It’s only been two weeks since The Division 2 announced it was leaving Steam for the Epic Games Store, and now we have our next noteworthy defection. Metro Exodus, arguably one of February’s most-anticipated games (at least for the hardcore PC crowd) is skipping Steam and releasing exclusively on the Epic Games Store as well.
But there’s a twist this time: Deep Silver is releasing Metro Exodus for $10 cheaper than usual, $49.99 instead of the usual $59.99 , and claiming it’s because of Epic’s revenue split terms. Epic only takes a 12 percent cut for sales made on its store, versus Steam’s 30 percent standard.
Update: As pointed out by many of our non-American readers, the price decrease only applies in the US. Why Deep Silver chose to stagger the prices that way is unclear, though it’s not unheard of—game prices are often more expensive in Australia than the US, for instance. Or maybe Deep Silver is just more concerned about wooing an American audience first. In any case, the Epic Games Store price is likely the same or higher if you’re outside the US, which is unfortunate.

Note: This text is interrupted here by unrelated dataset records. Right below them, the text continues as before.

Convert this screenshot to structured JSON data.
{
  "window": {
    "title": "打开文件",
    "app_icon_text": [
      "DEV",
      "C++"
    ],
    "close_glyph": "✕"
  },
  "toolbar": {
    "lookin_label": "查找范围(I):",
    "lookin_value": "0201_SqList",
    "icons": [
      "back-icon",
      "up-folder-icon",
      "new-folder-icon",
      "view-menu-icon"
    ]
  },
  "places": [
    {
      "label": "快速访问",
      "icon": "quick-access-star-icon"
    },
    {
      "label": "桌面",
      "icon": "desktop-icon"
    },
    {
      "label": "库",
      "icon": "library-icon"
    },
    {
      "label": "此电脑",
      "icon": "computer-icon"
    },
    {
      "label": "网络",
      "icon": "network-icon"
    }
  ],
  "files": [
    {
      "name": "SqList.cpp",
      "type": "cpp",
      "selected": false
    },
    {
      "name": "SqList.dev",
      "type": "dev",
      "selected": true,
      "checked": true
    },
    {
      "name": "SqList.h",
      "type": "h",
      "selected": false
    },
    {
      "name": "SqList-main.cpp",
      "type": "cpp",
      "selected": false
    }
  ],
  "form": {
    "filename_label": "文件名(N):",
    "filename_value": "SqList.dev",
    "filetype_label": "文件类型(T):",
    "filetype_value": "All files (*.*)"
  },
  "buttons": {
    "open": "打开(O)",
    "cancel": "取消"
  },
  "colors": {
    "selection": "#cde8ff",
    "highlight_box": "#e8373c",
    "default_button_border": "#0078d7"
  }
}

According to Deep Silver CEO Dr. Klemens Kundratitz, “Epic’s generous revenue terms are a game changer that will allow publishers to invest more into content creation, or pass on savings to the players.” Emphasis mine.
Now, whether that’s actually happening here? Hard to say. There’s every chance Deep Silver planned a $10 launch discount on Steam as well, and the Epic Games Store decampment just gives them a chance to posture on a larger stage.

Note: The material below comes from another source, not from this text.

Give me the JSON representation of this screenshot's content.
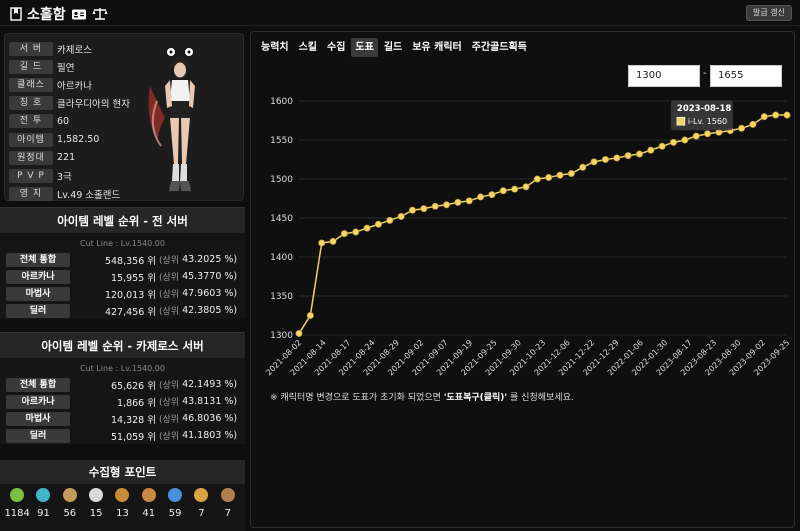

It sets a huge precedent though. We haven’t seen the era of $50-as-list-price video games in over a decade, ever since the start of the Xbox 360 era. Hell, publishers have been arguing games need to increase in price this generation as budgets skyrocket.
Having a major storefront start selling games for $10 less as a matter of course seems exciting on the consumer side, but perhaps dangerous for the long-term viability of the industry. Maybe the revenue split math really does work in Deep Silver’s favor though, and maybe it does become the new standard. I haven’t run the numbers yet.
In any case, it’s another huge move by Epic. I’ll repeat it every time we write about this: Epic doesn’t need to convince players to leave Steam, it needs to convince publishers. Now, less than two months after the announcement of the Epic Games Store, it’s convinced both Ubisoft and Deep Silver to jump ship with two of the spring’s hottest games. That’s one hell of a shakeup—though just like with The Division 2, time will tell if this is a one-off experiment or a new expectation for Deep Silver’s games.
And there’s one interesting wrinkle in this story as well: Metro Exodus has already been available for preorder from a number of storefronts. This morning’s press release says, “Any customer with an outstanding pre-order for Metro Exodus on PC through any digital retailer will receive their game as expected.” In other words, if you preordered Metro Exodus through Steam anytime before this morning, congratulations—you’re now the owner of a collector’s item, the ultra-rare Metro Exodus Steam version.